Pişen yemek geniş bir kaba konur sininin ortasına yerleştirilirdi. Herkes önündeki kısımdan yemeğini kaşıklardı, başkasının önünden almak ayıptı, yemekte konuşulmazdı, hem konuşursan zararın olur, sen konuşuken sofradakiler yemeği azaltacaklarından yarı tok sofradan kalkardın.
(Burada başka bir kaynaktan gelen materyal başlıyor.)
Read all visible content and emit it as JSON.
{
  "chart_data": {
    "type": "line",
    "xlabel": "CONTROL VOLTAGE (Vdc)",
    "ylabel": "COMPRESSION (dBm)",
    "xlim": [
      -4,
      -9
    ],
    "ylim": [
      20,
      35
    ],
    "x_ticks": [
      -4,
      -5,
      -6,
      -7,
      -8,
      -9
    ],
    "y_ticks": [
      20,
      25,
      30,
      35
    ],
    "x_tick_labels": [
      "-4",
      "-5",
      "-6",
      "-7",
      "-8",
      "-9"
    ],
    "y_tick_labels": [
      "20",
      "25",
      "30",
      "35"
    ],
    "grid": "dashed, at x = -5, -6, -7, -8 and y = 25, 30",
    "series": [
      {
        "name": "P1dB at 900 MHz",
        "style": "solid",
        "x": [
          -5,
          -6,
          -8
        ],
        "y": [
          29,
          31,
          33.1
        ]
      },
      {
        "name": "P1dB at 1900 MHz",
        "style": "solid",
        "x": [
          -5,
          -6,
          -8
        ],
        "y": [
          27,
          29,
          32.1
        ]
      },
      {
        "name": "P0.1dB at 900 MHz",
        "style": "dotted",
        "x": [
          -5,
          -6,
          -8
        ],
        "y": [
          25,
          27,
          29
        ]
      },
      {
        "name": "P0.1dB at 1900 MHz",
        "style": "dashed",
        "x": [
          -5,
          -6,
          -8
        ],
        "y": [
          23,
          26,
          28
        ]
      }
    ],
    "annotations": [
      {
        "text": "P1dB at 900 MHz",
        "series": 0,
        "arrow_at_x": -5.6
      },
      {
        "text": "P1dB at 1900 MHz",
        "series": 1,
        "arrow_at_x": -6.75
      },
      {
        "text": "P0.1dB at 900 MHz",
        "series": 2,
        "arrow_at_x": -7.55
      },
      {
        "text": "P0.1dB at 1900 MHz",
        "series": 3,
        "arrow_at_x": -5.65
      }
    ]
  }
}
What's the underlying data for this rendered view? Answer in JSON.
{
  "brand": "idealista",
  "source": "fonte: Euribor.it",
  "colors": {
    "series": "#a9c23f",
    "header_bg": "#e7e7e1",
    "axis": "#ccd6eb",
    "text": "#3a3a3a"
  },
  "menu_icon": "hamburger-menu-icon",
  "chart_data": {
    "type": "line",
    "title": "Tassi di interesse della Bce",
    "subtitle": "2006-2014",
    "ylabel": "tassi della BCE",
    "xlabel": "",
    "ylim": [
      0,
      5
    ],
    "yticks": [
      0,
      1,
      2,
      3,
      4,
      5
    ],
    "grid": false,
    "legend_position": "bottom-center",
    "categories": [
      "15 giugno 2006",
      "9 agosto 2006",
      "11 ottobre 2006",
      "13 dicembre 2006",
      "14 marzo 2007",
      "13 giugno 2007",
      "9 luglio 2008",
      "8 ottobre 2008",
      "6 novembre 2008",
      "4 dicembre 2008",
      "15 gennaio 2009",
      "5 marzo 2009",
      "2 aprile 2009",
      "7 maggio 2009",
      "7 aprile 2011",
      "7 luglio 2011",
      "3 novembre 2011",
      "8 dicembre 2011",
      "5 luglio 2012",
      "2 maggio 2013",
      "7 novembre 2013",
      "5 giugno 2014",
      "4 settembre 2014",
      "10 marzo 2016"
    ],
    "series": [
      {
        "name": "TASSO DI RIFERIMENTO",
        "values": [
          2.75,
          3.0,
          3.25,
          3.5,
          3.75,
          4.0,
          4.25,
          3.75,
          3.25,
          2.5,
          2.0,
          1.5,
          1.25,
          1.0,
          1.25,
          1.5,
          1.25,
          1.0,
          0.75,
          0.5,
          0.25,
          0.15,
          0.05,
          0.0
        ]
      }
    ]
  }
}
Bizim kuşakta hızlı yemek yeme alışkanlığı vardır, bu çocukluğumuzda bir kaptan yemekten ileri gelmektedir.
Sofrada çatal bulunmazdı, bazı katı yemekler yufka ekmekten bir parça koparılarak üç parmak arasına alınarak yemek kabından elle yenilirdi.
Yemekten sonra sabunlu bez veya ibrik, leğen, sabun getirilir elleri oturduğumuz yerde temizlerdik. Her evde içerisinde ateş yakılan ocaklar bulunur, yemek tencerede bu ocaklarda pişirilirdi. Tencere bakırdan olurdu, içi mutlaka kalaylatılırdı.
Küllü çamur hazırlanır, tencerenin dışı küllenirdi. Böylece ateşin ısısının yavaş yavaş içeriye girmesi sağlanırdı. Yemek malzemesi tencereye konur kapağı kapatılarak ocakta yanan ateşteki saç ayağının üzerine yerleştirilirdi. Ateş zaman zaman zayıflarsa odun atılarak kuvvetlendirilirdi. Yemek tıkırdıyarak akşama kadar pişerdi. Tencerenin altındaki ateş sabit olmadığından, unutsanız bile yemek yanmaz, ondan dolayıdır ki ateşte pişen yemekler lezzetli olur. İşkembe, paça gibi yemekleri ise sabah erken ocağa koymak lazım, akşama kadar ancak pişer.